As an example, I've been talking with Timothy Gregory about how to manage digital data produced by the Isthmia Excavations. Like many large scale projects several different groups of people are producing and using data from Isthmia. Each group has its own research questions, data collection tools (ranging from experiment RDF tags to GPS), data management systems (ranging from Autocad to ArcGIS to Microsoft Access and legacy formats), and time frames. There is simply no way to produce a system that integrates this data as it is being produced and some of the data might be inherently resistant to combination. Nevertheless all of this information deserves to be archived and perhaps even maintained.
A similar, decentralized future might await the Working Group in the Digital and New Media. While it is easy enough to imagine how various groups on campus might benefit from pooling resources to satisfy specific hardware and software needs (high-end computers, large-scale storage, server space, access to applications and devices), it seems strangely outmoded to talk about a center for something like digital and new media since these technologies have done some much to de-center the production of texts, media objects, and even certain key elements in the public discourse. It seems more forward looking to imagine the creation of various nodes where individuals, groups, hardware and software could combine to solve specific problems and then disperse to ensure that the community as a whole can maximize the investments in capital (i.e. software, hardware, space). I like the model of an art gallery that can be re-arranged for various installations and exhibits quickly and efficiently. While an artist would have to accommodate some basic structures, like the architectural structure of the space, there would exist a fair degree of flexibility with the best galleries being open to a range of different kinds of exhibits.
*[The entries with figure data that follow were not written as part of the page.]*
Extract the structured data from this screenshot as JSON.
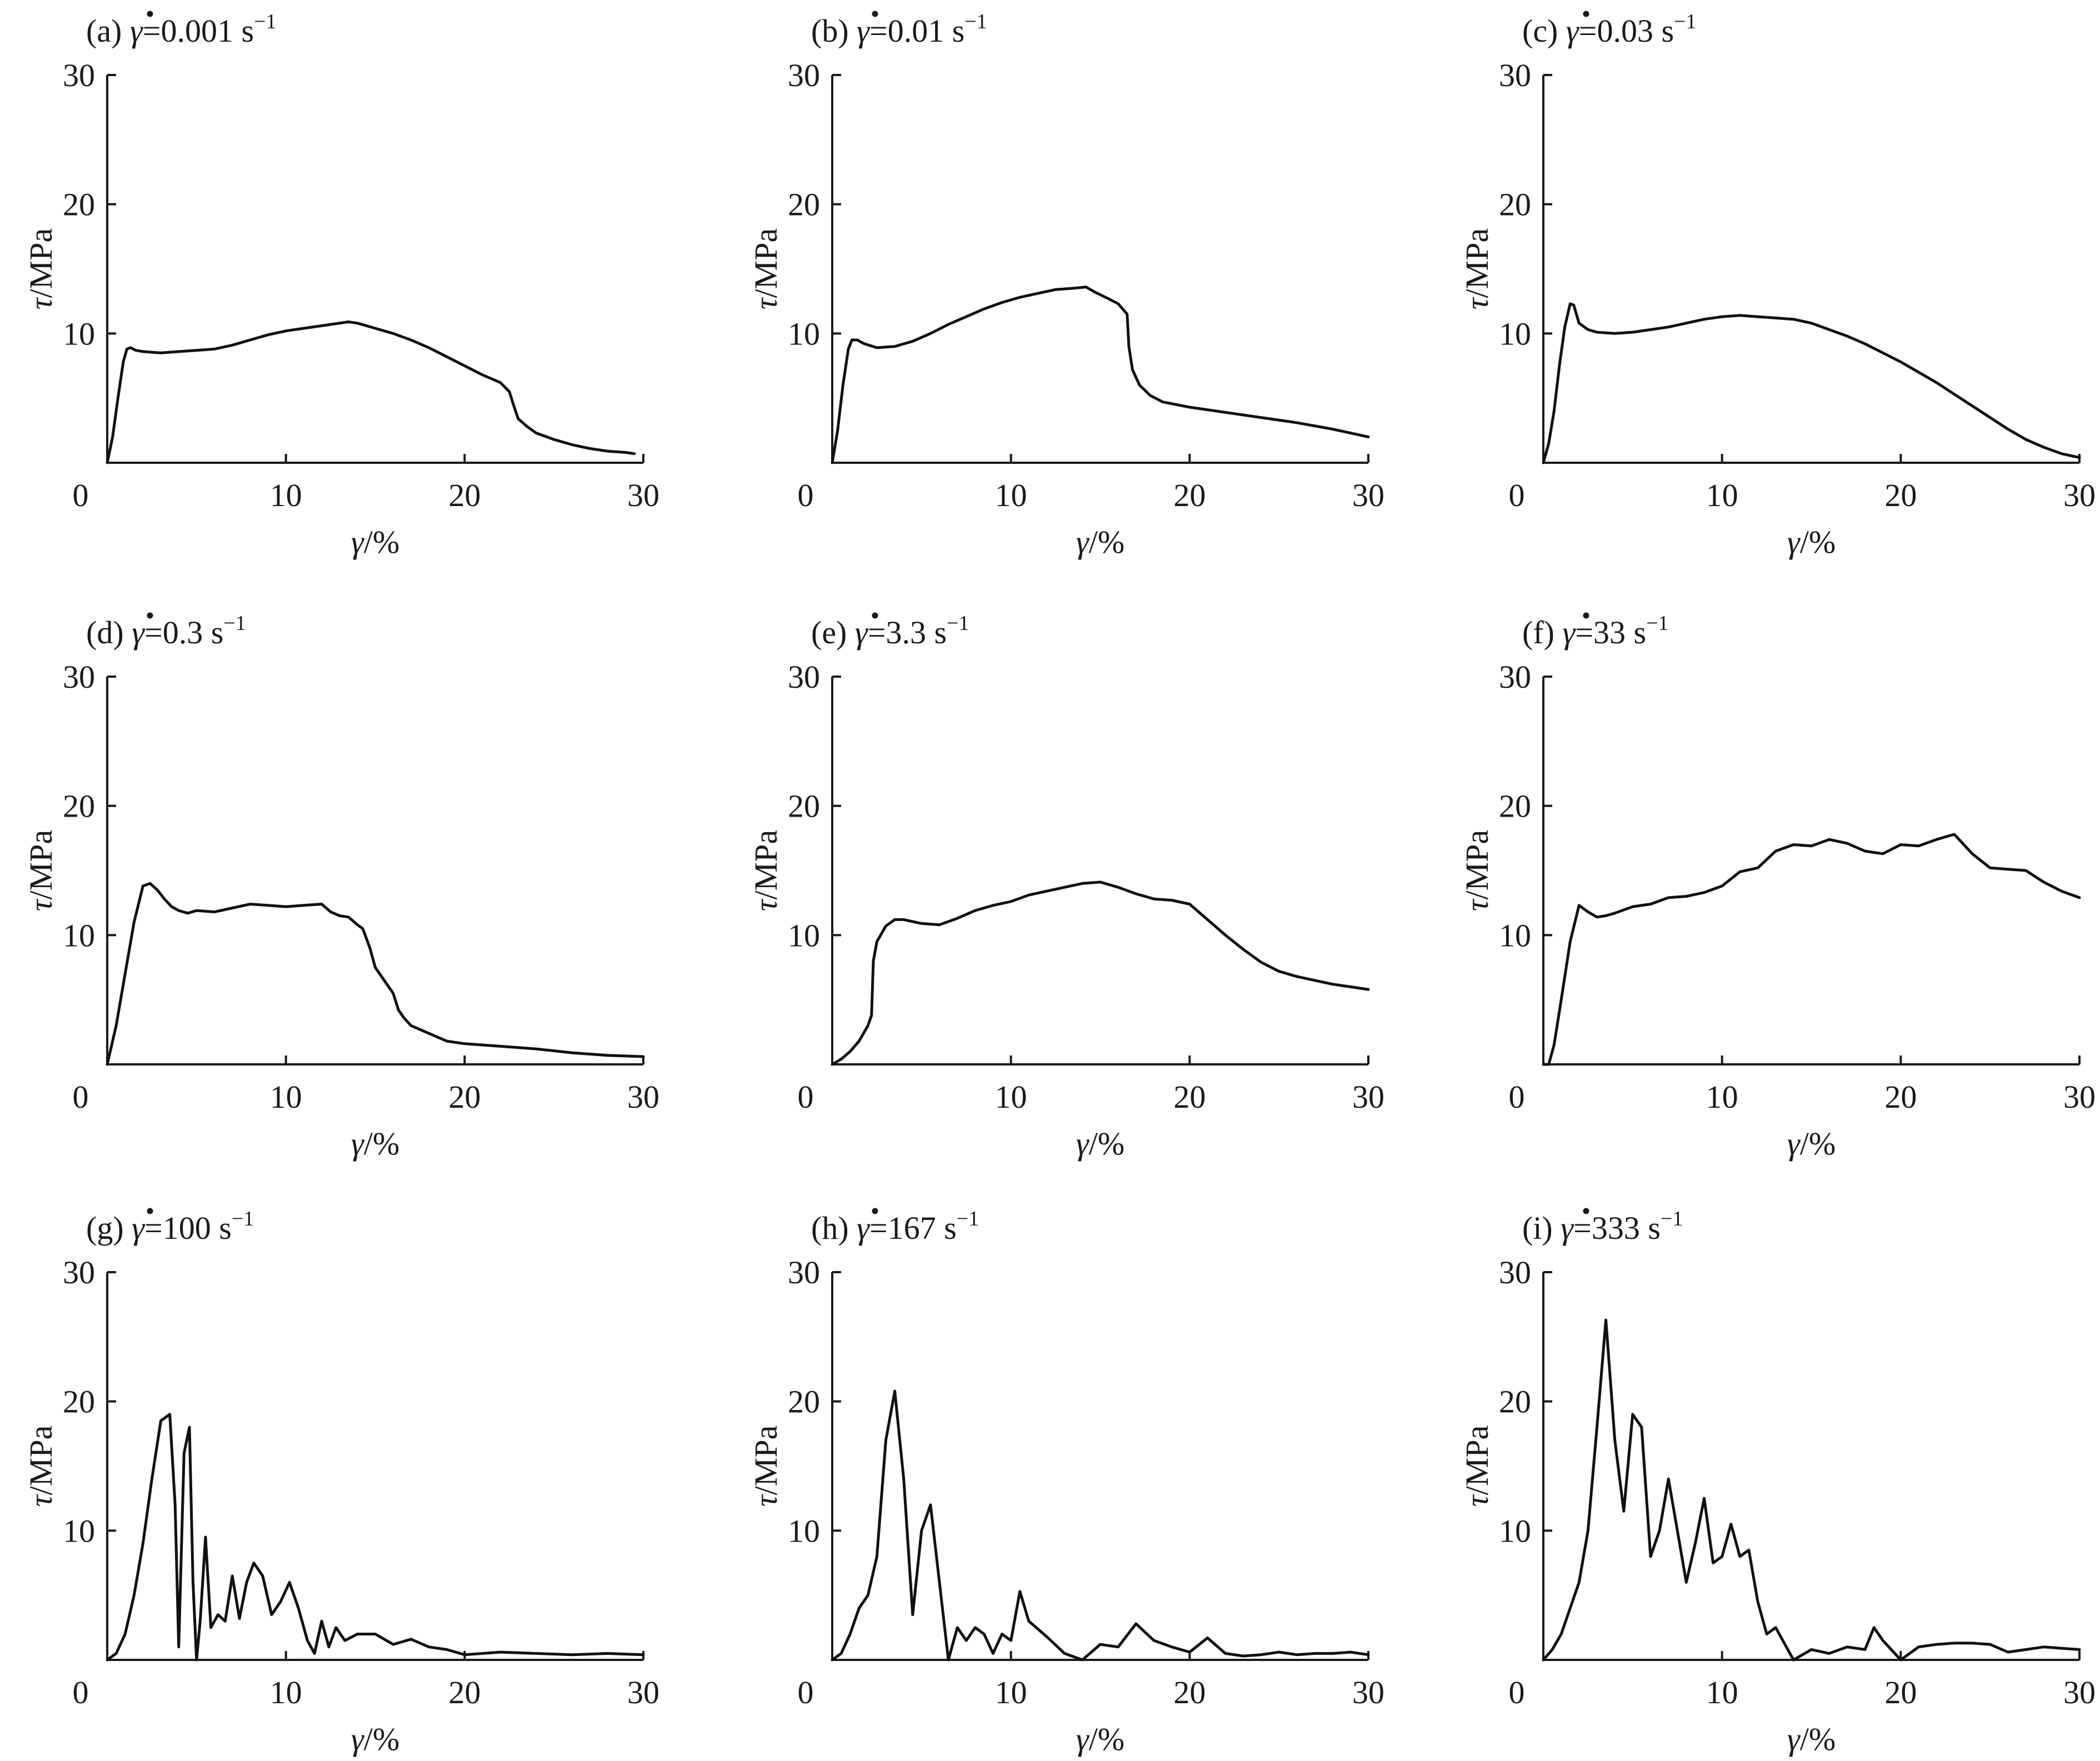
{
  "figure": {
    "panels": [
      {
        "id": "a",
        "label": "(a)",
        "rate_symbol": "γ",
        "rate_value": "=0.001 s",
        "rate_exp": "−1"
      },
      {
        "id": "b",
        "label": "(b)",
        "rate_symbol": "γ",
        "rate_value": "=0.01 s",
        "rate_exp": "−1"
      },
      {
        "id": "c",
        "label": "(c)",
        "rate_symbol": "γ",
        "rate_value": "=0.03 s",
        "rate_exp": "−1"
      },
      {
        "id": "d",
        "label": "(d)",
        "rate_symbol": "γ",
        "rate_value": "=0.3 s",
        "rate_exp": "−1"
      },
      {
        "id": "e",
        "label": "(e)",
        "rate_symbol": "γ",
        "rate_value": "=3.3 s",
        "rate_exp": "−1"
      },
      {
        "id": "f",
        "label": "(f)",
        "rate_symbol": "γ",
        "rate_value": "=33 s",
        "rate_exp": "−1"
      },
      {
        "id": "g",
        "label": "(g)",
        "rate_symbol": "γ",
        "rate_value": "=100 s",
        "rate_exp": "−1"
      },
      {
        "id": "h",
        "label": "(h)",
        "rate_symbol": "γ",
        "rate_value": "=167 s",
        "rate_exp": "−1"
      },
      {
        "id": "i",
        "label": "(i)",
        "rate_symbol": "γ",
        "rate_value": "=333 s",
        "rate_exp": "−1"
      }
    ]
  },
  "chart_data": [
    {
      "type": "line",
      "title": "(a) γ̇=0.001 s⁻¹",
      "xlabel": "γ/%",
      "ylabel": "τ/MPa",
      "xlim": [
        0,
        30
      ],
      "ylim": [
        0,
        30
      ],
      "x_ticks": [
        "0",
        "10",
        "20",
        "30"
      ],
      "y_ticks": [
        "10",
        "20",
        "30"
      ],
      "x": [
        0,
        0.3,
        0.6,
        0.9,
        1.1,
        1.3,
        1.6,
        2,
        3,
        4,
        5,
        6,
        7,
        8,
        9,
        10,
        11,
        12,
        13,
        13.5,
        14,
        15,
        16,
        17,
        18,
        19,
        20,
        21,
        22,
        22.5,
        22.8,
        23,
        23.5,
        24,
        25,
        26,
        27,
        28,
        29,
        29.5
      ],
      "y": [
        0,
        2,
        5,
        7.8,
        8.8,
        8.9,
        8.7,
        8.6,
        8.5,
        8.6,
        8.7,
        8.8,
        9.1,
        9.5,
        9.9,
        10.2,
        10.4,
        10.6,
        10.8,
        10.9,
        10.8,
        10.4,
        10,
        9.5,
        8.9,
        8.2,
        7.5,
        6.8,
        6.2,
        5.5,
        4.2,
        3.4,
        2.8,
        2.3,
        1.8,
        1.4,
        1.1,
        0.9,
        0.8,
        0.7
      ]
    },
    {
      "type": "line",
      "title": "(b) γ̇=0.01 s⁻¹",
      "xlabel": "γ/%",
      "ylabel": "τ/MPa",
      "xlim": [
        0,
        30
      ],
      "ylim": [
        0,
        30
      ],
      "x_ticks": [
        "0",
        "10",
        "20",
        "30"
      ],
      "y_ticks": [
        "10",
        "20",
        "30"
      ],
      "x": [
        0,
        0.3,
        0.6,
        0.9,
        1.1,
        1.4,
        1.8,
        2.5,
        3.5,
        4.5,
        5.5,
        6.5,
        7.5,
        8.5,
        9.5,
        10.5,
        11.5,
        12.5,
        13.5,
        14.2,
        14.7,
        15.3,
        16,
        16.5,
        16.6,
        16.8,
        17.2,
        17.8,
        18.5,
        20,
        22,
        24,
        26,
        28,
        30
      ],
      "y": [
        0,
        2.5,
        6,
        8.8,
        9.5,
        9.5,
        9.2,
        8.9,
        9,
        9.4,
        10,
        10.7,
        11.3,
        11.9,
        12.4,
        12.8,
        13.1,
        13.4,
        13.5,
        13.6,
        13.2,
        12.8,
        12.3,
        11.5,
        9,
        7.2,
        6,
        5.2,
        4.7,
        4.3,
        3.9,
        3.5,
        3.1,
        2.6,
        2
      ]
    },
    {
      "type": "line",
      "title": "(c) γ̇=0.03 s⁻¹",
      "xlabel": "γ/%",
      "ylabel": "τ/MPa",
      "xlim": [
        0,
        30
      ],
      "ylim": [
        0,
        30
      ],
      "x_ticks": [
        "0",
        "10",
        "20",
        "30"
      ],
      "y_ticks": [
        "10",
        "20",
        "30"
      ],
      "x": [
        0,
        0.3,
        0.6,
        0.9,
        1.2,
        1.5,
        1.7,
        2,
        2.5,
        3,
        4,
        5,
        6,
        7,
        8,
        9,
        10,
        11,
        12,
        13,
        14,
        15,
        16,
        17,
        18,
        19,
        20,
        21,
        22,
        23,
        24,
        25,
        26,
        27,
        28,
        29,
        30
      ],
      "y": [
        0,
        1.5,
        4,
        7.5,
        10.5,
        12.3,
        12.2,
        10.8,
        10.3,
        10.1,
        10,
        10.1,
        10.3,
        10.5,
        10.8,
        11.1,
        11.3,
        11.4,
        11.3,
        11.2,
        11.1,
        10.8,
        10.3,
        9.8,
        9.2,
        8.5,
        7.8,
        7,
        6.2,
        5.3,
        4.4,
        3.5,
        2.6,
        1.8,
        1.2,
        0.7,
        0.4
      ]
    },
    {
      "type": "line",
      "title": "(d) γ̇=0.3 s⁻¹",
      "xlabel": "γ/%",
      "ylabel": "τ/MPa",
      "xlim": [
        0,
        30
      ],
      "ylim": [
        0,
        30
      ],
      "x_ticks": [
        "0",
        "10",
        "20",
        "30"
      ],
      "y_ticks": [
        "10",
        "20",
        "30"
      ],
      "x": [
        0,
        0.5,
        1,
        1.5,
        2,
        2.4,
        2.8,
        3.2,
        3.6,
        4,
        4.5,
        5,
        6,
        7,
        8,
        9,
        10,
        11,
        12,
        12.5,
        13,
        13.5,
        14,
        14.3,
        14.7,
        15,
        15.5,
        16,
        16.3,
        16.6,
        17,
        18,
        19,
        20,
        22,
        24,
        26,
        28,
        30
      ],
      "y": [
        0,
        3,
        7,
        11,
        13.8,
        14,
        13.5,
        12.8,
        12.2,
        11.9,
        11.7,
        11.9,
        11.8,
        12.1,
        12.4,
        12.3,
        12.2,
        12.3,
        12.4,
        11.8,
        11.5,
        11.4,
        10.8,
        10.5,
        9,
        7.5,
        6.5,
        5.5,
        4.2,
        3.6,
        3,
        2.4,
        1.8,
        1.6,
        1.4,
        1.2,
        0.9,
        0.7,
        0.6
      ]
    },
    {
      "type": "line",
      "title": "(e) γ̇=3.3 s⁻¹",
      "xlabel": "γ/%",
      "ylabel": "τ/MPa",
      "xlim": [
        0,
        30
      ],
      "ylim": [
        0,
        30
      ],
      "x_ticks": [
        "0",
        "10",
        "20",
        "30"
      ],
      "y_ticks": [
        "10",
        "20",
        "30"
      ],
      "x": [
        0,
        0.5,
        1,
        1.5,
        2,
        2.2,
        2.3,
        2.5,
        3,
        3.5,
        4,
        5,
        6,
        7,
        8,
        9,
        10,
        11,
        12,
        13,
        14,
        15,
        16,
        17,
        18,
        19,
        20,
        21,
        22,
        23,
        24,
        25,
        26,
        27,
        28,
        29,
        30
      ],
      "y": [
        0,
        0.4,
        1,
        1.8,
        3,
        3.8,
        8,
        9.5,
        10.7,
        11.2,
        11.2,
        10.9,
        10.8,
        11.3,
        11.9,
        12.3,
        12.6,
        13.1,
        13.4,
        13.7,
        14,
        14.1,
        13.7,
        13.2,
        12.8,
        12.7,
        12.4,
        11.2,
        10,
        8.9,
        7.9,
        7.2,
        6.8,
        6.5,
        6.2,
        6,
        5.8
      ]
    },
    {
      "type": "line",
      "title": "(f) γ̇=33 s⁻¹",
      "xlabel": "γ/%",
      "ylabel": "τ/MPa",
      "xlim": [
        0,
        30
      ],
      "ylim": [
        0,
        30
      ],
      "x_ticks": [
        "0",
        "10",
        "20",
        "30"
      ],
      "y_ticks": [
        "10",
        "20",
        "30"
      ],
      "x": [
        0,
        0.3,
        0.6,
        1,
        1.5,
        2,
        2.5,
        3,
        3.5,
        4,
        5,
        6,
        7,
        8,
        9,
        10,
        11,
        12,
        13,
        14,
        15,
        16,
        17,
        18,
        19,
        20,
        21,
        22,
        23,
        24,
        25,
        26,
        27,
        28,
        29,
        30
      ],
      "y": [
        0,
        0,
        1.5,
        5,
        9.5,
        12.3,
        11.8,
        11.4,
        11.5,
        11.7,
        12.2,
        12.4,
        12.9,
        13,
        13.3,
        13.8,
        14.9,
        15.2,
        16.5,
        17,
        16.9,
        17.4,
        17.1,
        16.5,
        16.3,
        17,
        16.9,
        17.4,
        17.8,
        16.3,
        15.2,
        15.1,
        15,
        14.1,
        13.4,
        12.9
      ]
    },
    {
      "type": "line",
      "title": "(g) γ̇=100 s⁻¹",
      "xlabel": "γ/%",
      "ylabel": "τ/MPa",
      "xlim": [
        0,
        30
      ],
      "ylim": [
        0,
        30
      ],
      "x_ticks": [
        "0",
        "10",
        "20",
        "30"
      ],
      "y_ticks": [
        "10",
        "20",
        "30"
      ],
      "x": [
        0,
        0.5,
        1,
        1.5,
        2,
        2.5,
        3,
        3.5,
        3.8,
        4,
        4.3,
        4.6,
        4.8,
        5,
        5.2,
        5.5,
        5.8,
        6.2,
        6.6,
        7,
        7.4,
        7.8,
        8.2,
        8.7,
        9.2,
        9.7,
        10.2,
        10.7,
        11.2,
        11.6,
        12,
        12.4,
        12.8,
        13.3,
        14,
        15,
        16,
        17,
        18,
        19,
        20,
        22,
        24,
        26,
        28,
        30
      ],
      "y": [
        0,
        0.5,
        2,
        5,
        9,
        14,
        18.5,
        19,
        12,
        1,
        16,
        18,
        6,
        0,
        3,
        9.5,
        2.5,
        3.5,
        3,
        6.5,
        3.2,
        6,
        7.5,
        6.5,
        3.5,
        4.5,
        6,
        4,
        1.5,
        0.5,
        3,
        1,
        2.5,
        1.5,
        2,
        2,
        1.2,
        1.6,
        1,
        0.8,
        0.4,
        0.6,
        0.5,
        0.4,
        0.5,
        0.4
      ]
    },
    {
      "type": "line",
      "title": "(h) γ̇=167 s⁻¹",
      "xlabel": "γ/%",
      "ylabel": "τ/MPa",
      "xlim": [
        0,
        30
      ],
      "ylim": [
        0,
        30
      ],
      "x_ticks": [
        "0",
        "10",
        "20",
        "30"
      ],
      "y_ticks": [
        "10",
        "20",
        "30"
      ],
      "x": [
        0,
        0.5,
        1,
        1.5,
        2,
        2.5,
        3,
        3.5,
        4,
        4.5,
        5,
        5.5,
        6,
        6.5,
        7,
        7.5,
        8,
        8.5,
        9,
        9.5,
        10,
        10.5,
        11,
        12,
        13,
        14,
        15,
        16,
        17,
        18,
        19,
        20,
        21,
        22,
        23,
        24,
        25,
        26,
        27,
        28,
        29,
        30
      ],
      "y": [
        0,
        0.5,
        2,
        4,
        5,
        8,
        17,
        20.8,
        14,
        3.5,
        10,
        12,
        6,
        0,
        2.5,
        1.5,
        2.5,
        2,
        0.5,
        2,
        1.5,
        5.3,
        3,
        1.8,
        0.5,
        0,
        1.2,
        1,
        2.8,
        1.5,
        1,
        0.6,
        1.7,
        0.5,
        0.3,
        0.4,
        0.6,
        0.4,
        0.5,
        0.5,
        0.6,
        0.4
      ]
    },
    {
      "type": "line",
      "title": "(i) γ̇=333 s⁻¹",
      "xlabel": "γ/%",
      "ylabel": "τ/MPa",
      "xlim": [
        0,
        30
      ],
      "ylim": [
        0,
        30
      ],
      "x_ticks": [
        "0",
        "10",
        "20",
        "30"
      ],
      "y_ticks": [
        "10",
        "20",
        "30"
      ],
      "x": [
        0,
        0.5,
        1,
        1.5,
        2,
        2.5,
        3,
        3.5,
        4,
        4.5,
        5,
        5.5,
        6,
        6.5,
        7,
        7.5,
        8,
        8.5,
        9,
        9.5,
        10,
        10.5,
        11,
        11.5,
        12,
        12.5,
        13,
        14,
        15,
        16,
        17,
        18,
        18.5,
        19,
        20,
        21,
        22,
        23,
        24,
        25,
        26,
        27,
        28,
        29,
        30
      ],
      "y": [
        0,
        0.8,
        2,
        4,
        6,
        10,
        18,
        26.3,
        17,
        11.5,
        19,
        18,
        8,
        10,
        14,
        10,
        6,
        9,
        12.5,
        7.5,
        8,
        10.5,
        8,
        8.5,
        4.5,
        2,
        2.5,
        0,
        0.8,
        0.5,
        1,
        0.8,
        2.5,
        1.5,
        0,
        1,
        1.2,
        1.3,
        1.3,
        1.2,
        0.6,
        0.8,
        1,
        0.9,
        0.8
      ]
    }
  ]
}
Of course, these ideas are naive. After all, the existence of a center is as vital to archaeological research as campus politics. Resources are tied to professional credit and control backed by notions of intellectual and physical property. Restricted access to archaeological data has long formed a basic structure for academic research. The freedom provided by unfettered control over technological resources allows for the kind of personally, unstructured environment where a scholar is free to experiment, explore, and fail without impacting other members of the community. Finally, the center structures responsibility and accountability -- watchwords in the current economic and political climate. Someone being in charge of the data and in charge of resources ensure that someone can be held accountable for failure as well as successes. The urge to centralize is pragmatic reflection of the will to power.